YedZ (TC# 5.B.7) of E. coli has been examined topologically and has 6 transmembrane segments (TMSs) with both the N- and C-termini localized to the cytoplasm.[1] von Rozycki et al. 2004 identified homologues of YedZ in bacteria and animals. YedZ homologues exhibit conserved histidyl residues in their transmembrane domains that may function in heme binding.[2] Some of the homologues encoded in the genomes of various bacteria have YedZ domains fused to transport, electron transfer and biogenesis proteins. One of the animal homologues is the 6 TMS epithelial plasma membrane antigen of the prostate (STAMP1) that is over-expressed in prostate cancer. Some animal homologues have YedZ domains fused C-terminal to homologues of NADP oxidoreductases.
YedZ homologues arose by intragenic triplication of a 2 TMS-encoding element. They exhibit statistically significant sequence similarity to two families of putative heme export systems and one family of cytochrome-containing electron carriers and have biogenesis. YedZ homologues can function as heme-binding proteins that facilitate or regulate oxidoreduction, transmembrane electron flow and transport. Homologues of YedZ are found in a variety of bacteria, including magnetotactic bacteria and cyanobacteria where YedZ domains are fused C-terminal to magnetosome transporters of the MFS superfamily (TC# 2.A.1) and to electron carriers of the DsbD family (TC# 5.A.1), respectively.
YedZ homologues are found in animals where one includes a human 6 TMS epithelial plasma membrane antigen that is expressed at high levels in prostate cancer cells.[3] [4] Even more distant homologues may include the transmembrane domain within members of the gp91phoxNADPH oxidase associated cytochrome b558 (CytB) family (TC #5.B.2). Heme-containing transmembrane ferric reductase domains (FRD) are found in both bacterial and eukaryotic proteins including ferric reductases (FRE), and NADPH oxidases (NOX). Bacteria contain FRD proteins consisting only of a ferric reductase domain, such as YedZ and short FRE proteins. Full length FRE and NOX enzymes are mostly found in eukaryotes and possess a dehydrogenase domain, allowing them to catalyze electron transfer from cytosolic NADPH to extracellular metal ions (FRE) or oxygen (NOX). Metazoa possess YedZ-related STEAP proteins. Phylogenetic analyses suggests that FRE enzymes appeared early in evolution, followed by a transition towards EF-hand containing NOX enzymes (NOX5- and DUOX-like). NOX enzymes are distinguished from FRE enzymes through a four amino acid motif spanning from transmembrane domain 3 (TM3) to TM4, and YedZ/STEAP proteins are identified by the replacement of the first canonical heme-spanning histidine by a highly conserved arginine.[5]

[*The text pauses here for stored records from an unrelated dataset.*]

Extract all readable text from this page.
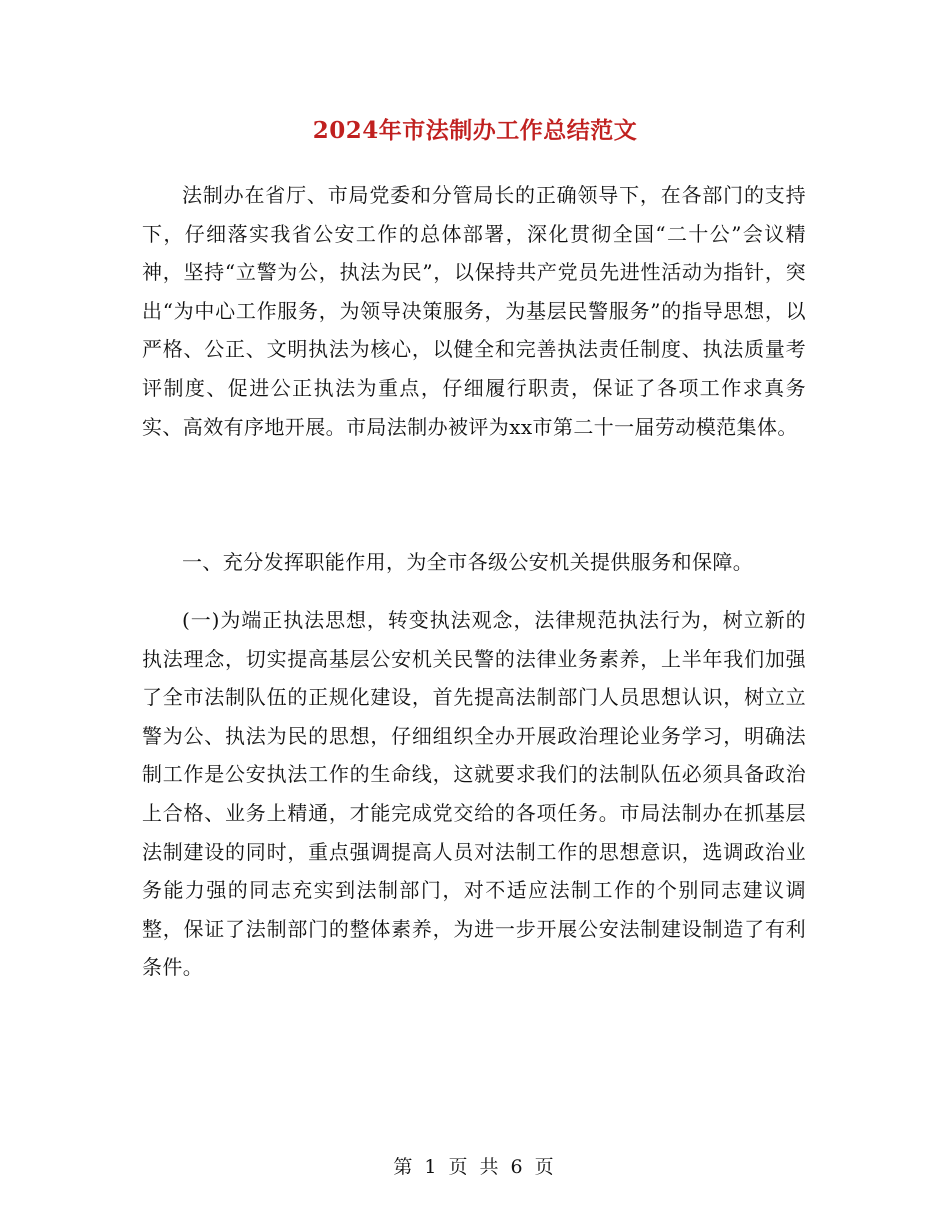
2024年市法制办工作总结范文

法制办在省厅、市局党委和分管局长的正确领导下，在各部门的支持下，仔细落实我省公安工作的总体部署，深化贯彻全国“二十公”会议精神，坚持“立警为公，执法为民”，以保持共产党员先进性活动为指针，突出“为中心工作服务，为领导决策服务，为基层民警服务”的指导思想，以严格、公正、文明执法为核心，以健全和完善执法责任制度、执法质量考评制度、促进公正执法为重点，仔细履行职责，保证了各项工作求真务实、高效有序地开展。市局法制办被评为xx市第二十一届劳动模范集体。

一、充分发挥职能作用，为全市各级公安机关提供服务和保障。

(一)为端正执法思想，转变执法观念，法律规范执法行为，树立新的执法理念，切实提高基层公安机关民警的法律业务素养，上半年我们加强了全市法制队伍的正规化建设，首先提高法制部门人员思想认识，树立立警为公、执法为民的思想，仔细组织全办开展政治理论业务学习，明确法制工作是公安执法工作的生命线，这就要求我们的法制队伍必须具备政治上合格、业务上精通，才能完成党交给的各项任务。市局法制办在抓基层法制建设的同时，重点强调提高人员对法制工作的思想意识，选调政治业务能力强的同志充实到法制部门，对不适应法制工作的个别同志建议调整，保证了法制部门的整体素养，为进一步开展公安法制建设制造了有利条件。

第 1 页 共 6 页
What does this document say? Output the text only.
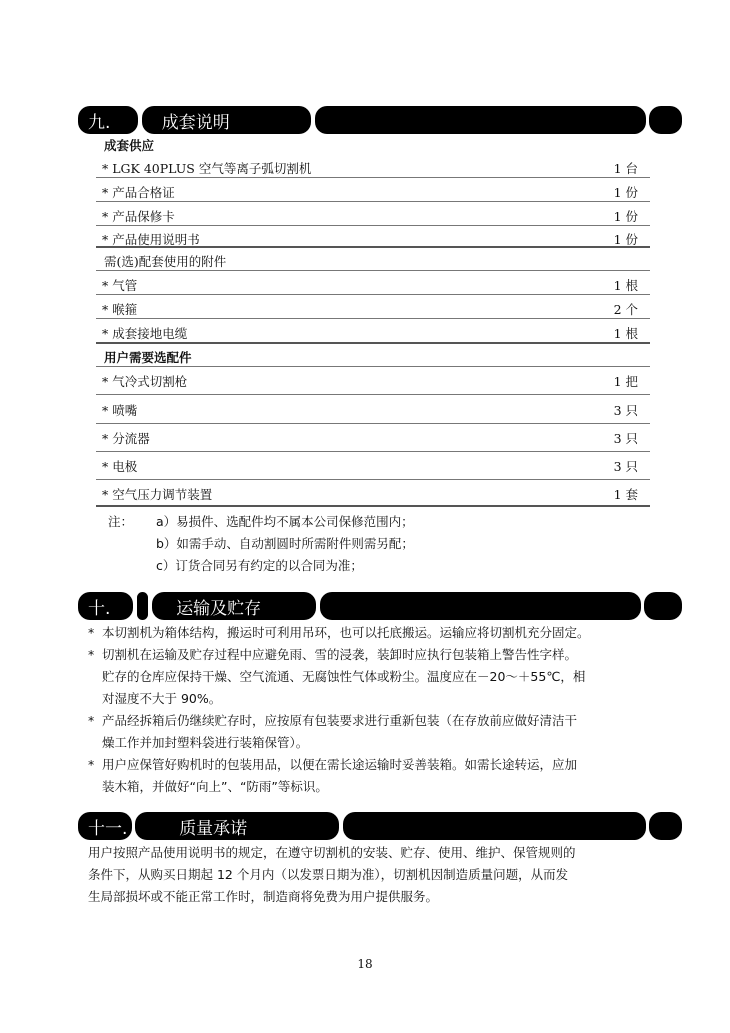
九.	成套说明
成套供应
* LGK 40PLUS 空气等离子弧切割机	1 台
* 产品合格证	1 份
* 产品保修卡	1 份
* 产品使用说明书	1 份
需(选)配套使用的附件
* 气管	1 根
* 喉箍	2 个
* 成套接地电缆	1 根
用户需要选配件
* 气冷式切割枪	1 把
* 喷嘴	3 只
* 分流器	3 只
* 电极	3 只
* 空气压力调节装置	1 套
注： a）易损件、选配件均不属本公司保修范围内；
b）如需手动、自动割圆时所需附件则需另配；
c）订货合同另有约定的以合同为准；
十.	运输及贮存
* 本切割机为箱体结构，搬运时可利用吊环，也可以托底搬运。运输应将切割机充分固定。
* 切割机在运输及贮存过程中应避免雨、雪的浸袭，装卸时应执行包装箱上警告性字样。
贮存的仓库应保持干燥、空气流通、无腐蚀性气体或粉尘。温度应在－20～＋55℃，相
对湿度不大于 90%。
* 产品经拆箱后仍继续贮存时，应按原有包装要求进行重新包装（在存放前应做好清洁干
燥工作并加封塑料袋进行装箱保管）。
* 用户应保管好购机时的包装用品，以便在需长途运输时妥善装箱。如需长途转运，应加
装木箱，并做好“向上”、“防雨”等标识。
十一.	质量承诺
用户按照产品使用说明书的规定，在遵守切割机的安装、贮存、使用、维护、保管规则的
条件下，从购买日期起 12 个月内（以发票日期为准），切割机因制造质量问题，从而发
生局部损坏或不能正常工作时，制造商将免费为用户提供服务。
18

Six-transmembrane epithelial antigen of the prostate 3 (Steap3) is the major ferric reductase in developing erythrocytes. Steap family proteins are defined by a shared transmembrane domain that in Steap3 has been shown to function as a transmembrane electron shuttle, moving cytoplasmic electrons derived from NADPH across the lipid bilayer to the extracellular face where they are used to reduce Fe3+ to Fe2+ and potentially Cu2+ to Cu1+.[6] High affinity FAD and iron binding sites and a single b-type heme binding site is present in the Steap3 transmembrane domain. Steap3 is functional as a homodimer and utilizes an intrasubunit electron transfer pathway through the single heme moiety rather than an intersubunit electron pathway through a potential domain-swapped dimer. The sequence motifs in the transmembrane domain that are associated with the FAD and metal binding sites are not only present in Steap2 and Steap4 but also in Steap1 which lacks the N-terminal oxidoreductase domain, suggesting that Steap1 harbors latent oxidoreductase activity.